Leveraging TPRM to Increase Visibility into Third-Party Risks

Leveraging TPRM to Increase Visibility into Third-Party Risks

While the cyber threat landscape continues to evolve, technologies like TPRM are making it easier than ever for security leaders and CISOs to have the security and peace of mind they require while working with third-party providers.

In today’s digital world, an increasing number of organizations are relying on third-party vendors to save time, scale, and outsource expertise in order to stay ahead of the competition. New security concerns associated with third-party vendors have become more common than ever before as a result of this transformation.

Third-party security risk has become a topic in boardrooms and SOCs alike, with supply-chain breaches like SolarWinds generating headlines and causing domino effects to enterprises involved.
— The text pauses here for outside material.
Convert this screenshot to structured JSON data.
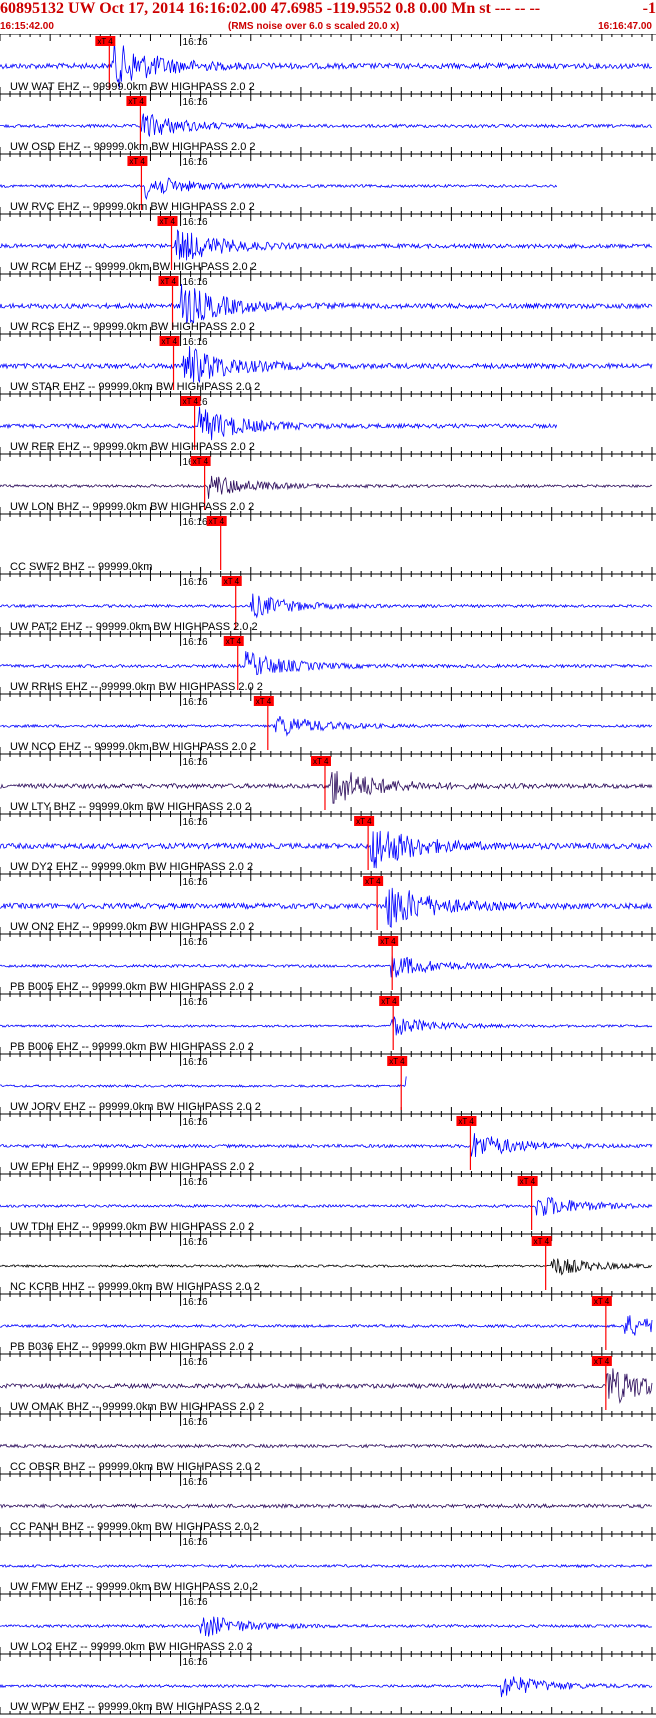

In fact, as per ‘The Proofpoint 2021 Voice of the CISO Report’ supply-chain attacks were named as one of the top worries by CISOs in the United States in 2021.

Organizations, governments, and the cybersecurity industry are all tackling this supply-chain dilemma head-on in order to clear up this blind spot. Organizations are establishing new standards for their third-party vendors – implementing more rigorous DevSecOps protocols to taking a “trust but verify” approach – to ensure better security posture from third-party vendors from beginning to end.

Also Read: Top Five Roadblocks Faced by CISOs When Handling Enterprise Security

Third-party Risk Management solutions

Businesses and IT leaders can leverage Third-Party Risk Management (TPRM) solutions that can identify network, identity, geographical and technological threats. To safeguard themselves and those in their ecosystem, enterprises must have a good understanding of where the third-party risks are. Organizations can make better decisions about which third-party vendors to trust if they have a deeper understanding of the current marketplace.

External threat intelligence such as recent data leaks, misconfigured systems, hacked accounts, and infections can be accessed through third-party risk management solutions.

Exposure to the Dark Web

When assessing third-party risk, it’s critical to know if a company has been previously targeted by cyber criminals. Third-party risk management solutions can provide an inside look into the dark side of the web, revealing whether hackers have previously targeted the third-party vendor or whether such behaviour has been detected recently and should be taken into account.

Threats from the Dark Web are the most unpredictable since they are driven by specific actors and groups using unknown TTPs, making it difficult for CISOs and threat intelligence teams to respond without sufficient visibility and context.

Security and network hygiene

Many of the recent supply-chain attacks that made headlines were the consequence of companies’ lack of knowledge about their third-party vendor’s network and security hygiene. Businesses can use TPRM to perform more unique quality checks related to network hygiene of the company, such as analysis of exposed identities on the Dark Web, infected endpoints, breached accounts, and historical indicators of compromise, to complete a comprehensive digital risk assessment of the third-party vendor.

Also Read: Addressing the Growing Challenge of Insider Risk is Critical for Workforce Agility

Identity health check

Identity health checks for third-party vendors with access to a company’s networks and data, similar to how firms do background checks on potential employees, can go a long way. By enumerating third-party user identities, TPRM can build an early understanding of how trustworthy a business is, the extent of their footprint, or if the users have been hacked — critical information that can alert CISOs to stop communicating with them via e-mail.